LanczosGroundState¶

Inheritance Diagram

Methods

 LanczosGroundState.__init__(H, psi0, params) Initialize self. Find the ground state of H.
class tenpy.linalg.lanczos.LanczosGroundState(H, psi0, params, orthogonal_to=[])[source]

Bases: object

Lanczos algorithm working on npc arrays.

The Lanczos algorithm can finds extremal eigenvalues (in terms of magnitude) along with the corresponding eigenvectors. It assumes that the linear operator H is hermitian. Given a start vector psi0, it generates an orthonormal basis of the Krylov space, in which H is a small tridiagonal matrix, and solves the eigenvalue problem there. Finally, it transform the resulting ground state back into the original space.

Parameters
• H (NpcLinearOperator-like) – A hermitian linear operator. Must implement the method matvec acting on a Array; nothing else required. The result has to have the same legs as the argument.

• psi0 (Array) – The starting vector defining the Krylov basis. For finding the ground state, this should be the best guess available. Note that it must not be a 1D “vector”, we are fine with viewing higher-rank tensors as vectors.

• params (dict) –

Further optional parameters as described in the following table. Add a parameter verbose >=1 to print the used parameters during runtime. The algorithm stops if both criteria for e_tol and p_tol are met or if the maximum number of steps was reached.

key

type

description

N_min

int

Minimum number of steps to perform.

N_max

int

Maximum number of steps to perform.

E_tol

float

Stop if energy difference per step < E_tol

P_tol

float

Tolerance for the error estimate from the Ritz Residual, stop if (RitzRes/gap)**2 < P_tol

min_gap

float

Lower cutoff for the gap estimate used in the P_tol criterion.

N_cache

int

The maximum number of psi to keep in memory during the first iteration.
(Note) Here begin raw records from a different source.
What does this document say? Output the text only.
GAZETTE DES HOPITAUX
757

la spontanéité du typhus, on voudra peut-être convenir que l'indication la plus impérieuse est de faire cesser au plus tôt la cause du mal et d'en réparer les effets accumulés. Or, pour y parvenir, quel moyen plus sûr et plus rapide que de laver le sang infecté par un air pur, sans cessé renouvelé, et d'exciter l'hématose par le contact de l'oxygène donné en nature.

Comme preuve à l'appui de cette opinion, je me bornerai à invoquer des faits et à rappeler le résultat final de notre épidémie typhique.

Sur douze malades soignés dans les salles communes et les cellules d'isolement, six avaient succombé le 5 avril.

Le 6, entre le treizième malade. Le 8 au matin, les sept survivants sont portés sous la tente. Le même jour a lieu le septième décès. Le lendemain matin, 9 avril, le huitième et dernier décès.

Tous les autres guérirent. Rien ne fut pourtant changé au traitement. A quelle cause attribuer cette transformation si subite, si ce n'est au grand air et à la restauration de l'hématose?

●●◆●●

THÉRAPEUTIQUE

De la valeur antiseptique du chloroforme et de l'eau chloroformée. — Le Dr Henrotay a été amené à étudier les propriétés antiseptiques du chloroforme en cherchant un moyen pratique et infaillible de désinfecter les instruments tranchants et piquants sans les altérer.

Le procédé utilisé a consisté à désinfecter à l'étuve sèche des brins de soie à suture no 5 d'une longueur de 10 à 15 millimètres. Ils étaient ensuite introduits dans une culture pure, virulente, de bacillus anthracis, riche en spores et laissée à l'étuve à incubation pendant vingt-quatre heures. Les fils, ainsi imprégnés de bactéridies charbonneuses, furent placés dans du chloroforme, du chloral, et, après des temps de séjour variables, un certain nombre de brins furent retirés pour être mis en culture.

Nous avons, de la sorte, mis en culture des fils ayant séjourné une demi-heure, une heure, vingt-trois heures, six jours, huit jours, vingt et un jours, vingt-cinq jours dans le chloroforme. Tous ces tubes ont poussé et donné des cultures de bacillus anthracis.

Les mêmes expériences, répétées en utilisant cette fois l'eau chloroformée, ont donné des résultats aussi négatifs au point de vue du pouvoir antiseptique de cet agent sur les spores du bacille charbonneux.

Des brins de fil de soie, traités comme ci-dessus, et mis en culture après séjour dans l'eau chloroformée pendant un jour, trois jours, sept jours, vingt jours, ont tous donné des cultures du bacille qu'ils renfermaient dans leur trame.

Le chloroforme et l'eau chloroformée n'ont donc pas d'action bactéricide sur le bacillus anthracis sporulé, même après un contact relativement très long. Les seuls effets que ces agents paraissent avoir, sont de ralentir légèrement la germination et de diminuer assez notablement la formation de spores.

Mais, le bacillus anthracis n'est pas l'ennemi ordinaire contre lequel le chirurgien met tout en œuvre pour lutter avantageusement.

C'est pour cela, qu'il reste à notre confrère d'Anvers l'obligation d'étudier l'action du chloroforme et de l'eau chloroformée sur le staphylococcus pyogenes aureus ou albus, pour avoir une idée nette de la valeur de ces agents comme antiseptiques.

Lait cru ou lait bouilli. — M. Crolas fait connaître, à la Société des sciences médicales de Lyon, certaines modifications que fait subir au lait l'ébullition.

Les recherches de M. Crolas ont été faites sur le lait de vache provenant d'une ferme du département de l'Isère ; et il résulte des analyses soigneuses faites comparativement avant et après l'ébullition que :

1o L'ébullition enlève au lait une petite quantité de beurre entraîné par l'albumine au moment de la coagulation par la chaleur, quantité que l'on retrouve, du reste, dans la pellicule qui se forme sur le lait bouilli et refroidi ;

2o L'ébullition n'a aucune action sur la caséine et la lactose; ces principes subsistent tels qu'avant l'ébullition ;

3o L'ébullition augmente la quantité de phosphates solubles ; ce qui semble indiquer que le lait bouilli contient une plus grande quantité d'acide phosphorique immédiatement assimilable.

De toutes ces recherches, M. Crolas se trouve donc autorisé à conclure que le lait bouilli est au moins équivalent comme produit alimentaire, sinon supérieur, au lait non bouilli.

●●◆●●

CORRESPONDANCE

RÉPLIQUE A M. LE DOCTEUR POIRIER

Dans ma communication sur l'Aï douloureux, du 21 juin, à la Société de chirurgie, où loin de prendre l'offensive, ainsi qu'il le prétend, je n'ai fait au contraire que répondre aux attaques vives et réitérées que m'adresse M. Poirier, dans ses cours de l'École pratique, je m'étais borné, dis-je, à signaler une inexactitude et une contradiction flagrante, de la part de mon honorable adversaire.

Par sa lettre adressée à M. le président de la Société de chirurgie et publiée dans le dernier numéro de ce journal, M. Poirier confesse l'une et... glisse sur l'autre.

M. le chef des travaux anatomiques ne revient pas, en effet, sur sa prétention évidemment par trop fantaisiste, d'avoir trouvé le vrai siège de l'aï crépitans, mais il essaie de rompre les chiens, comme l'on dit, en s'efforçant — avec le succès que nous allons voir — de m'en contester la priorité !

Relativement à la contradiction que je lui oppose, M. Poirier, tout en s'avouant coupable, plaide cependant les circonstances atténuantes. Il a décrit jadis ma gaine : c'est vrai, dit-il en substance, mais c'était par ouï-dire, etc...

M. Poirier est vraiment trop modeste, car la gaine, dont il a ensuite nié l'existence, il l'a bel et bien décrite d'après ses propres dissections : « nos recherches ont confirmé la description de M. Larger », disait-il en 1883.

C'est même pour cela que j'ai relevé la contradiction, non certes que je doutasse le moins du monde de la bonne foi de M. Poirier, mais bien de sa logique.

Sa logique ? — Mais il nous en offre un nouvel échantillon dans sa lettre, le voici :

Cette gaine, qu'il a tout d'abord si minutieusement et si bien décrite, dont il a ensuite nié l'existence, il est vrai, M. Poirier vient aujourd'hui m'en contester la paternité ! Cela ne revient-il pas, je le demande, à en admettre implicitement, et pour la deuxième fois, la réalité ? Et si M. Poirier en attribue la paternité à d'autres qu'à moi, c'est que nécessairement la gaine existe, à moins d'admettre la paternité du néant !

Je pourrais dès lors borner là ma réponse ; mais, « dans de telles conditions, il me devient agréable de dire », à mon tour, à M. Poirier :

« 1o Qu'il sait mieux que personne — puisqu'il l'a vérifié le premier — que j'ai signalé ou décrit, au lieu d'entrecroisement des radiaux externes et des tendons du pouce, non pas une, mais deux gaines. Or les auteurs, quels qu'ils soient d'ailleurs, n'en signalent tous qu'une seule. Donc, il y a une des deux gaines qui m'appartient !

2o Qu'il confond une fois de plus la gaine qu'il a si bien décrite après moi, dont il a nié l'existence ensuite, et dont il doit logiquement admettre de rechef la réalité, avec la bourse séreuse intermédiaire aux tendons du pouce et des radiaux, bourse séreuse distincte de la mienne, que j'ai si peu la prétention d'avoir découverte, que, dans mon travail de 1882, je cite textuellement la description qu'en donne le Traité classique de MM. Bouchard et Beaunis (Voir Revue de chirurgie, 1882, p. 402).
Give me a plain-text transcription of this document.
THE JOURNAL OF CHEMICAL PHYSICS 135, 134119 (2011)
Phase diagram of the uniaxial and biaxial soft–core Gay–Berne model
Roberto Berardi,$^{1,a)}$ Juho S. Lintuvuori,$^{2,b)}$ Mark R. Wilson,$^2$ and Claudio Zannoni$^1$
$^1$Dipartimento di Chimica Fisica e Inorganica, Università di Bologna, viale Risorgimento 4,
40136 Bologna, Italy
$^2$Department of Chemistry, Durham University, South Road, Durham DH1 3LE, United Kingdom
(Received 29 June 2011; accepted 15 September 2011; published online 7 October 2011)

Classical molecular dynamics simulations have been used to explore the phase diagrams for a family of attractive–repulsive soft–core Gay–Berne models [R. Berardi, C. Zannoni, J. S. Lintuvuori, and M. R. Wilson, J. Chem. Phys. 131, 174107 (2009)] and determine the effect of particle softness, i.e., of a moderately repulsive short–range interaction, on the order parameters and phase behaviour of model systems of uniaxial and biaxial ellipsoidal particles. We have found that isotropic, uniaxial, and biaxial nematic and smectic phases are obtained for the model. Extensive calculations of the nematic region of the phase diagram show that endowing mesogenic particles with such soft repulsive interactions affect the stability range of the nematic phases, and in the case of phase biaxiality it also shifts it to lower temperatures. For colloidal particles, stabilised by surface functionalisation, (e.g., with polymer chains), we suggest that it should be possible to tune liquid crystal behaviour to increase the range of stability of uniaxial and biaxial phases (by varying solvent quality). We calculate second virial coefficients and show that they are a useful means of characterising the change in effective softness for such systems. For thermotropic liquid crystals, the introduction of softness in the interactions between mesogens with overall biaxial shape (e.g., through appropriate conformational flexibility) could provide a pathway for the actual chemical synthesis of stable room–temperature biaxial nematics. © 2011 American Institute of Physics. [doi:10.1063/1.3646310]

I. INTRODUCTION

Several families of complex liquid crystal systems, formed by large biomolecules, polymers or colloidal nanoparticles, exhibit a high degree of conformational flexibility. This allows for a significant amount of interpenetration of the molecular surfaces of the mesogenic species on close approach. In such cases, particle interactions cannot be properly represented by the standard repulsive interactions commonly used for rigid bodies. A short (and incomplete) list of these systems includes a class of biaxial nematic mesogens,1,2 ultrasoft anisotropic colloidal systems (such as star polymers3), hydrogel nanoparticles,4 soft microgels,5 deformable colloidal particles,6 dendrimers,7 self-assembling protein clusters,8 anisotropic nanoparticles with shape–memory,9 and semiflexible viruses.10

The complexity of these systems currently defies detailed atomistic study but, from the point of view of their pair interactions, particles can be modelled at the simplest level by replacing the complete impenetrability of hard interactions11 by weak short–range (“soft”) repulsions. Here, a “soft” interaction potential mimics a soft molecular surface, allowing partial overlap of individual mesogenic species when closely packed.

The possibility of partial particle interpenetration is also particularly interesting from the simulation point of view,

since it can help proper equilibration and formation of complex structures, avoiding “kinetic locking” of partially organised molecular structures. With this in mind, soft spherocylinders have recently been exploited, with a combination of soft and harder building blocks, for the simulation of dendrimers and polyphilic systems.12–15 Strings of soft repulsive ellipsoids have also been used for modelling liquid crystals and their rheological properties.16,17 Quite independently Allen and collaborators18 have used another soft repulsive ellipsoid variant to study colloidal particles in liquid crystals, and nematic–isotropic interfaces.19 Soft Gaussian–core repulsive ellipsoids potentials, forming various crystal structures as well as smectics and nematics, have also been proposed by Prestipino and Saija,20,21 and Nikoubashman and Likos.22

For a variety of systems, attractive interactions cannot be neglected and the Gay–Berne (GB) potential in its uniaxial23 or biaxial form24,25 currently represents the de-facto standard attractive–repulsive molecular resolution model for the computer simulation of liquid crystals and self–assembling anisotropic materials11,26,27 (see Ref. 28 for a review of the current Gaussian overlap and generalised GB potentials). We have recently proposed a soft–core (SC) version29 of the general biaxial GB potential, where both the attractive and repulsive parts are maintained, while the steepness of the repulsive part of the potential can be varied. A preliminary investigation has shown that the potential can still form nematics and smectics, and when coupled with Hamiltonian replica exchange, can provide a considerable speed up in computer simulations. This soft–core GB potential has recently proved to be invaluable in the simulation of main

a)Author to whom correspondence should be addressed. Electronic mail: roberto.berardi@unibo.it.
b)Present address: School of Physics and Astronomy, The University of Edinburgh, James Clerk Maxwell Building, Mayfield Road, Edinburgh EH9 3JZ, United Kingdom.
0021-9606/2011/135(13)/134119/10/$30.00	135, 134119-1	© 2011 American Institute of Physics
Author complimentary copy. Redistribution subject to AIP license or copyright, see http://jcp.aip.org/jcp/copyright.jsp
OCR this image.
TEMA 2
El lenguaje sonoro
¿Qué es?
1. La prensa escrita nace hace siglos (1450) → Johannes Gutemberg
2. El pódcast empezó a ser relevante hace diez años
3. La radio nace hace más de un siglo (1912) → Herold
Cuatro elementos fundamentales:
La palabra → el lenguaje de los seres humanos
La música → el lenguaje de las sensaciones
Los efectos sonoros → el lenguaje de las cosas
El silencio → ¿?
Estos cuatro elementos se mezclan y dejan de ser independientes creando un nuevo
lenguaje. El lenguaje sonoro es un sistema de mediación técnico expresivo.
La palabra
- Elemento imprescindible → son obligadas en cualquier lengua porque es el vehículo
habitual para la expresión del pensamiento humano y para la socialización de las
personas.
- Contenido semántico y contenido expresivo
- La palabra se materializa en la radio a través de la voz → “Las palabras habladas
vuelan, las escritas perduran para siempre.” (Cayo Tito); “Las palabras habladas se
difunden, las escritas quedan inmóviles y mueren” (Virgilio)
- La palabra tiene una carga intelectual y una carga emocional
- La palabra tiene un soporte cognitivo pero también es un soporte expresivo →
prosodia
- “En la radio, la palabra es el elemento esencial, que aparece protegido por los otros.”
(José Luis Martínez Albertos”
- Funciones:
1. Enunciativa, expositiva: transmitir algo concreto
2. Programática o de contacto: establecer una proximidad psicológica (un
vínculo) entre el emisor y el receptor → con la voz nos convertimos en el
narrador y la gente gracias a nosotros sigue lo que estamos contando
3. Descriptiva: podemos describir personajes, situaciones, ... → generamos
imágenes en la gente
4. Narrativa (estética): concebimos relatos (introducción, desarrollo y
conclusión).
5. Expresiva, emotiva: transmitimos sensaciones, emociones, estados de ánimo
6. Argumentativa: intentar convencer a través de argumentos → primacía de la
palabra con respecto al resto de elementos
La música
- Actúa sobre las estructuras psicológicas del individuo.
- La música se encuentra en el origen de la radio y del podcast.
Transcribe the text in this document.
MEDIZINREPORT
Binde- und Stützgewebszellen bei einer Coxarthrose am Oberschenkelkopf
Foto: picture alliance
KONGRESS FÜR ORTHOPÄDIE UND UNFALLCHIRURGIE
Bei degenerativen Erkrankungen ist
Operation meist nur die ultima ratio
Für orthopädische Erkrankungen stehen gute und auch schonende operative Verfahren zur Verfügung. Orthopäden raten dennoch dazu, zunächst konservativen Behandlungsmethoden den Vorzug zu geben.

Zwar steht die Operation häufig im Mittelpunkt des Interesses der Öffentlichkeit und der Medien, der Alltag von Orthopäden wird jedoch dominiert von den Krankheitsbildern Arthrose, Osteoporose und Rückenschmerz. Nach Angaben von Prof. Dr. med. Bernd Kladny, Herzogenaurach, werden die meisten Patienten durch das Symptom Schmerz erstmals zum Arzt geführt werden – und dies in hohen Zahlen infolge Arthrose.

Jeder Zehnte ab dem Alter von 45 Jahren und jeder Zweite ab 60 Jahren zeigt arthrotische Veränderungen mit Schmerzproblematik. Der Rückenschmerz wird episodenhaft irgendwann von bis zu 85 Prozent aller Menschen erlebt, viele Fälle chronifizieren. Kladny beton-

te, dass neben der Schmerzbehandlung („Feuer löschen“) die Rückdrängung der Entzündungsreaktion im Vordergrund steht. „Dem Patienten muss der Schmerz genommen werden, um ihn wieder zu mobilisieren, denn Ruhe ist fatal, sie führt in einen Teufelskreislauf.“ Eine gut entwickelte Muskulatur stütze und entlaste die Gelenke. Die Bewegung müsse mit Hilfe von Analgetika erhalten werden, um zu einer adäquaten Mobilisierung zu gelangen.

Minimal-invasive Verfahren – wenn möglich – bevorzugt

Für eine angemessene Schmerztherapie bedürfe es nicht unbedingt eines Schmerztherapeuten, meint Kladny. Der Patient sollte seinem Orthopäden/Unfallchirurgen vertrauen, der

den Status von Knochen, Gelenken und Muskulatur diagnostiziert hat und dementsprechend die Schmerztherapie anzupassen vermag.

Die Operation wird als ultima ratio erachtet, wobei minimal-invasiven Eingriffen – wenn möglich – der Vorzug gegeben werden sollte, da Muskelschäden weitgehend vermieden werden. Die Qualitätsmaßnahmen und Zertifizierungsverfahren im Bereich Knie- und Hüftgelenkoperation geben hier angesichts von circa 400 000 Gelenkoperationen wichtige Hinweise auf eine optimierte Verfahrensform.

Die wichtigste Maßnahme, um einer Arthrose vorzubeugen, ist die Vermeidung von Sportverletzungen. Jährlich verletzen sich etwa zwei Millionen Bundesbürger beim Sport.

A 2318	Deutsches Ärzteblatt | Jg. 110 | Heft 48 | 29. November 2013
By default, we keep all states (up to N_max). Set this to a number >= 2 if you are short on memory. The penalty is that one needs another Lanczos iteration to determine the ground state in the end, i.e., runtime is large.

reortho

bool

For poorly conditioned matrices, one can quickly loose orthogonality of the generated Krylov basis. If reortho is True, we re-orthogonalize against all the vectors kept in cache to avoid that problem.

cutoff

float

Cutoff to abort if beta (= norm of next vector in Krylov basis before normalizing) is too small. This is necessary if the rank of A is smaller than N_max - then we get a complete basis of the Krylov space, and beta will be zero.

• orthogonal_to (list of Array) – Vectors (same tensor structure as psi) against which Lanczos will orthogonalize, ensuring that the result is perpendicular to them. (Assumes that the smallest eigenvalue is smaller than 0, which should always be the case if you want to find ground states with Lanczos!)

H

The hermitian linear operator.

Type
psi0

The starting vector.

Type

Array

orthogonal_to

Vectors to orthogonalize against.

Type

list of Array

N_min, N_max, E_tol, P_tol, N_cache, reortho

Parameters as described above.

Es

Es[n, :] contains the energies of _T[:n+1, :n+1] in step n.

Type

ndarray, shape(N_max, N_max)

_T

The tridiagonal matrix representing H in the orthonormalized Krylov basis.

Type

ndarray, shape (N_max + 1, N_max +1)

_cutoff

See parameter cutoff.

Type

float

_cache

The ONB of the Krylov space generated during the iteration. FIFO (first in first out) cache of at most N_cache vectors.

Type

list of psi0-like vectors

_result_krylov

Result in the ONB of the Krylov space: ground state of _T.

Type

ndarray

Notes

I have computed the Ritz residual RitzRes according to http://web.eecs.utk.edu/~dongarra/etemplates/node103.html#estimate_residual. Given the gap, the Ritz residual gives a bound on the error in the wavefunction, err < (RitzRes/gap)**2. The gap is estimated from the full Lanczos spectrum.

run()[source]

Find the ground state of H.

Returns

• E0 (float) – Ground state energy (estimate).

• psi0 (Array) – Ground state vector (estimate).

• N (int) – Used dimension of the Krylov space, i.e., how many iterations where performed.